4. Create a Business Plan

Although many of the basic offerings and operations of your franchise business will be decided for you, it is still important to develop a business plan. You may want to produce this document earlier in the process as it can help you raise the money you need to offset the startup costs mentioned above. Your business plan should include:

  • Executive summary: The franchise you intend to open and what will make your management of it unique
  • Market analysis: Present your target audience and how you intend to attract them to your franchise and make sales conversions
  • Management plan: How you intend to structure your business
  • Funding: How you intend to pay for franchise fees, labor, and supplies
  • Financial projections: An evidence-based estimate of revenue for the first 2-3 years
  • Marketing and sales plans: Your strategy for marketing your business and the tactics you will use to differentiate your franchise from others that may be in the area

5. Form an LLC or corporation

You will then need to establish your business as a legal entity. In most cases, the franchisor will insist that you create an LLC or corporation. This will separate your personal assets from those of the business.

If the franchisor has no particular rule about how to form the business, you will have other options, including making yourself the sole proprietor. However, this can be risky, as it makes you legally liable if the business falls into bankruptcy.

6. Choose a location

If you are opening a brick-and-mortar business, you will need to be very careful about where you choose to locate your franchise business.
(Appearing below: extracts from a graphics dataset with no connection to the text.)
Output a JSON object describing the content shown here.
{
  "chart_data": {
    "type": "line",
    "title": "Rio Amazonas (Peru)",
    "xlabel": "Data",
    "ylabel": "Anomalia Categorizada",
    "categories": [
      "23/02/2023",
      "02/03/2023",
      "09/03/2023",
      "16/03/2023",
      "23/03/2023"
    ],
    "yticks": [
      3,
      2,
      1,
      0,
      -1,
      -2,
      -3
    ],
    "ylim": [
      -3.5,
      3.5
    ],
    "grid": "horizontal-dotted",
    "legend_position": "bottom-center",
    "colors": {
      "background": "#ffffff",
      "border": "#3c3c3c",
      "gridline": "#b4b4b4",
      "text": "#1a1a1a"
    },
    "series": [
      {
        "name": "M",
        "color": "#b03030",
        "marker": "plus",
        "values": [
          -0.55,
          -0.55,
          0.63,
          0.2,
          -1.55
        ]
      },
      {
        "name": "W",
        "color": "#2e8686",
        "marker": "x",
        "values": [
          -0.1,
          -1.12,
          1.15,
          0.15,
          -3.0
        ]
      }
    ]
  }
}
It should be affordable, visible, and near a highly trafficked location.

You should learn all about the location you choose; not just its current status, but future developments as well. If there will be significant construction work at or near the location you’re thinking about, it could impact foot traffic to it. Such a future development need not work to your detriment. If a new shopping mall will soon be built next to your proposed site, it could boost your prospects for new business.